Investment in technology implementation is equally important as the investment itself. Technology is rarely the reason for IT projects failing but rather as a result of lack of investment in preparation, project management and implementation. Proven technology service providers with professional and managed services offerings can help organizations achieve value and thus help increase the project ROI for technology implementation projects.
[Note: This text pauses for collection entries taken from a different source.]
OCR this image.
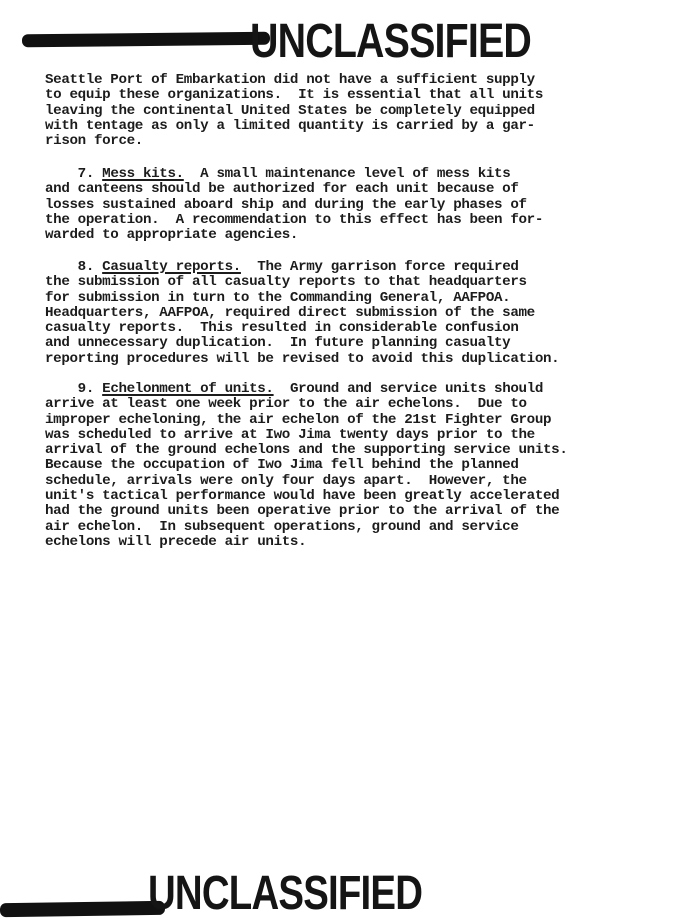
UNCLASSIFIED
Seattle Port of Embarkation did not have a sufficient supply
to equip these organizations.  It is essential that all units
leaving the continental United States be completely equipped
with tentage as only a limited quantity is carried by a gar-
rison force.
7. Mess kits. A small maintenance level of mess kits
and canteens should be authorized for each unit because of
losses sustained aboard ship and during the early phases of
the operation.  A recommendation to this effect has been for-
warded to appropriate agencies.
8. Casualty reports. The Army garrison force required
the submission of all casualty reports to that headquarters
for submission in turn to the Commanding General, AAFPOA.
Headquarters, AAFPOA, required direct submission of the same
casualty reports.  This resulted in considerable confusion
and unnecessary duplication.  In future planning casualty
reporting procedures will be revised to avoid this duplication.
9. Echelonment of units. Ground and service units should
arrive at least one week prior to the air echelons.  Due to
improper echeloning, the air echelon of the 21st Fighter Group
was scheduled to arrive at Iwo Jima twenty days prior to the
arrival of the ground echelons and the supporting service units.
Because the occupation of Iwo Jima fell behind the planned
schedule, arrivals were only four days apart.  However, the
unit's tactical performance would have been greatly accelerated
had the ground units been operative prior to the arrival of the
air echelon.  In subsequent operations, ground and service
echelons will precede air units.
UNCLASSIFIED
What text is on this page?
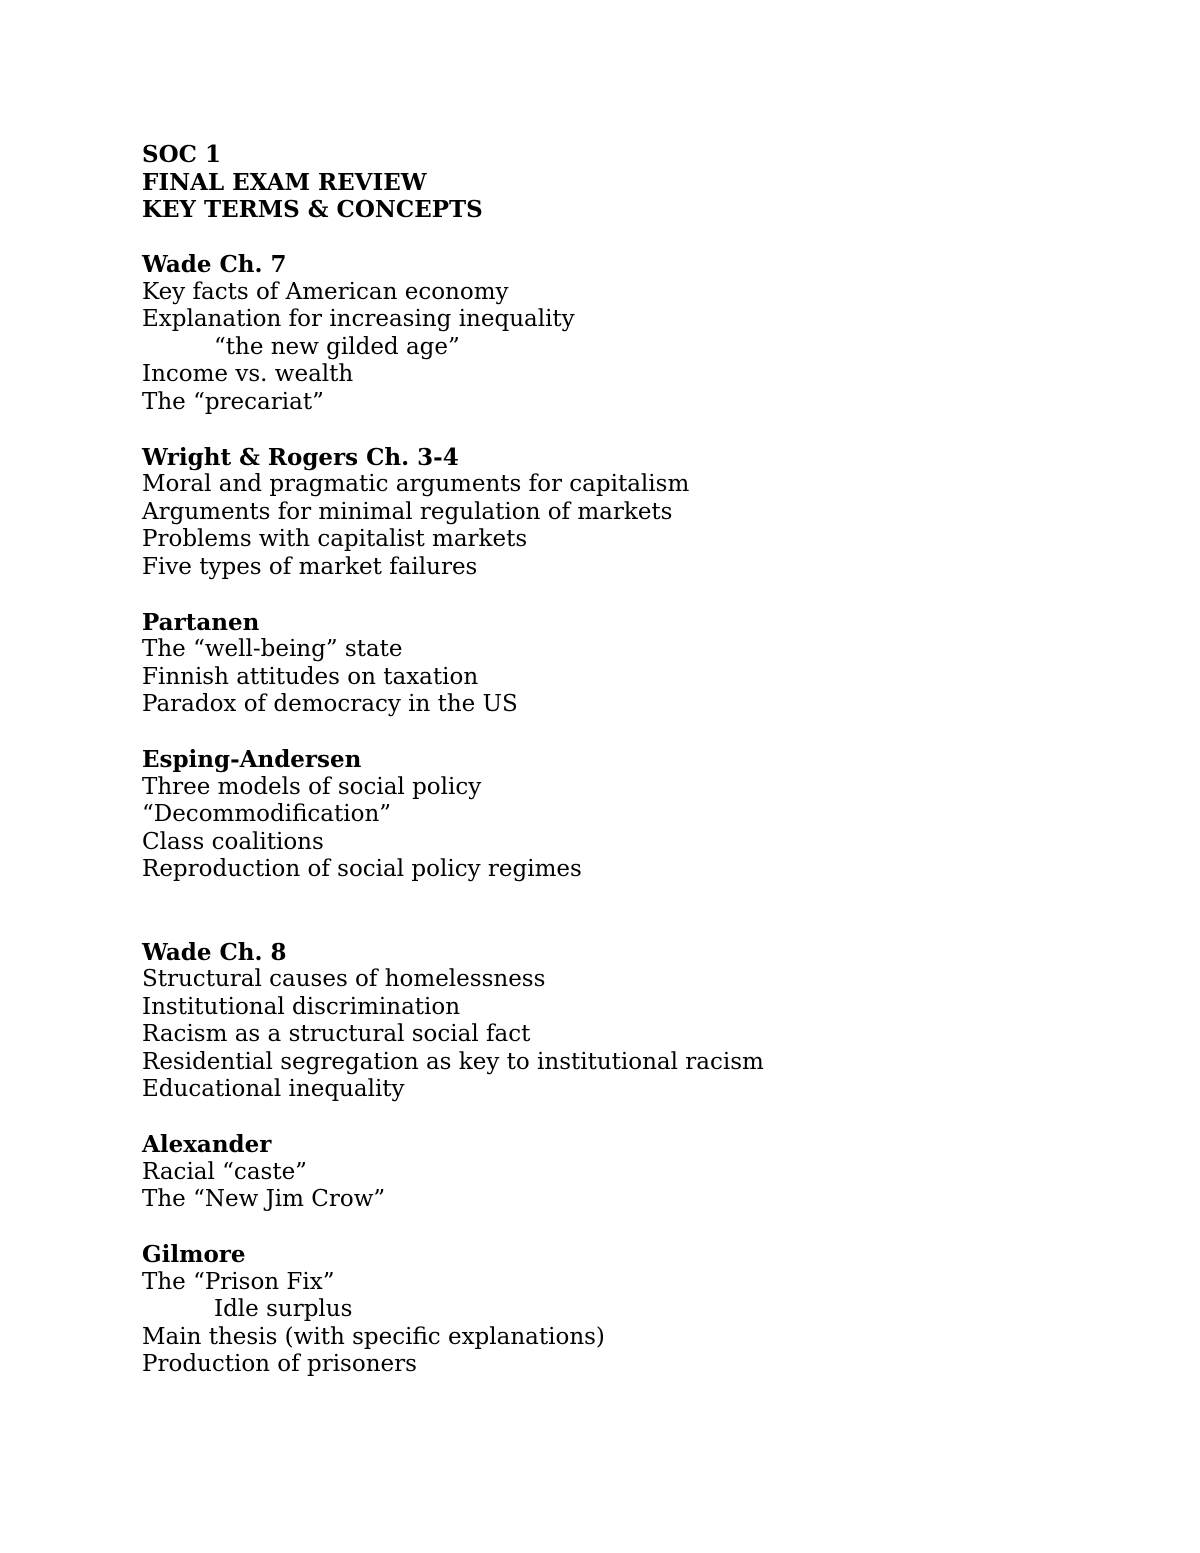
SOC 1
FINAL EXAM REVIEW
KEY TERMS & CONCEPTS
Wade Ch. 7
Key facts of American economy
Explanation for increasing inequality
“the new gilded age”
Income vs. wealth
The “precariat”
Wright & Rogers Ch. 3-4
Moral and pragmatic arguments for capitalism
Arguments for minimal regulation of markets
Problems with capitalist markets
Five types of market failures
Partanen
The “well-being” state
Finnish attitudes on taxation
Paradox of democracy in the US
Esping-Andersen
Three models of social policy
“Decommodification”
Class coalitions
Reproduction of social policy regimes
Wade Ch. 8
Structural causes of homelessness
Institutional discrimination
Racism as a structural social fact
Residential segregation as key to institutional racism
Educational inequality
Alexander
Racial “caste”
The “New Jim Crow”
Gilmore
The “Prison Fix”
Idle surplus
Main thesis (with specific explanations)
Production of prisoners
The new business and technology environment that we are currently experiencing requires a change in mindset. CIOs and IT decision makers need to work together with the business and finance functions, think more strategically and long-term. They need to be agile and adjust investment and spending priorities on the go. IT spending needs to be viewed as much more than just a cost that needs to get approved by finance. This is an opportunity to rethink how to best support and enable your long-term business goals with technology at the forefront and become a true strategic leader in your organization.
The shift to digital business has caused a necessary adjustment in how we think about IT spend.